The city’s policy on short-term home rentals could be revisited at the commission level, however, which is where the issue belongs, City Attorney Jose Smith said.

New York attorney Richard Freeman filed suit last month in Miami-Dade Circuit Court on behalf of hospitality services company Villazzo VillaHotels, which owns a property at 10 Palm Ave. on the city’s Palm Island, after the company was cited by city officials for advertising the home as a short-term rental on the company’s Web site. Villazzo VillaHotels provides five-star lodging in mansions and high-end homes in cities throughout the world, according to the company’s Web site.

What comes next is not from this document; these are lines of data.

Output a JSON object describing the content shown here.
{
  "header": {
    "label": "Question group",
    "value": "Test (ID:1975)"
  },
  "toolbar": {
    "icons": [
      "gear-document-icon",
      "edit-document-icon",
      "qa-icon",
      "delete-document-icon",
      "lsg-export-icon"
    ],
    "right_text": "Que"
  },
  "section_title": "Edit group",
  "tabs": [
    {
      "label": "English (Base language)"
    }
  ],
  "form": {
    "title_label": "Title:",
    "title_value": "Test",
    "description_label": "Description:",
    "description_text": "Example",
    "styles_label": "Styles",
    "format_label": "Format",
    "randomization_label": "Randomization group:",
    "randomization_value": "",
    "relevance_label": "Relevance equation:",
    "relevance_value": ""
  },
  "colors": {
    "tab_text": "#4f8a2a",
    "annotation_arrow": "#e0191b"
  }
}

The plaintiffs seek a declaratory judgment overturning the city’s ruling that if homeowners are required to pay a resort tax for renting homes for less than six months, the homeowners are actually conducting a business on single-family zoned properties, which is not allowed in the city code.

The city’s interpretation "is doing indirectly what the city has been unable to do directly — pass an ordinance prohibiting such rentals," Mr. Freeman said.

To Mr. Smith, the dispute should be settled in City Hall.

"This is a policy issue, not a legal issue," Mr. Smith said. "It is up to the elected officials to decide what the policy should be. From a legal perspective, the lawsuit is frivolous and will be defended very aggressively. I am confident it will be dismissed."

Mr. Freeman said he filed suit because city commissioners probably would not be willing to examine the issue during an election year. Three of the six commission seats will be up for grabs during next month’s election.

One commissioner who will be around for at least two more years, Jerry Libbin, said he is willing to revisit the city’s policy at any time but doubts the commission would address the matter by year’s end. "I am open to looking at some counterproposals on the policy question of whether or not six-month rentals are the best alternative or the only alternative," Mr. Libbin said. "If something is brought forth and the appetite of the commission is to hash it out at the committee level, I am certainly open to it. Come November we will have at least a couple of new faces, so not a lot is going to happen on this any time this year."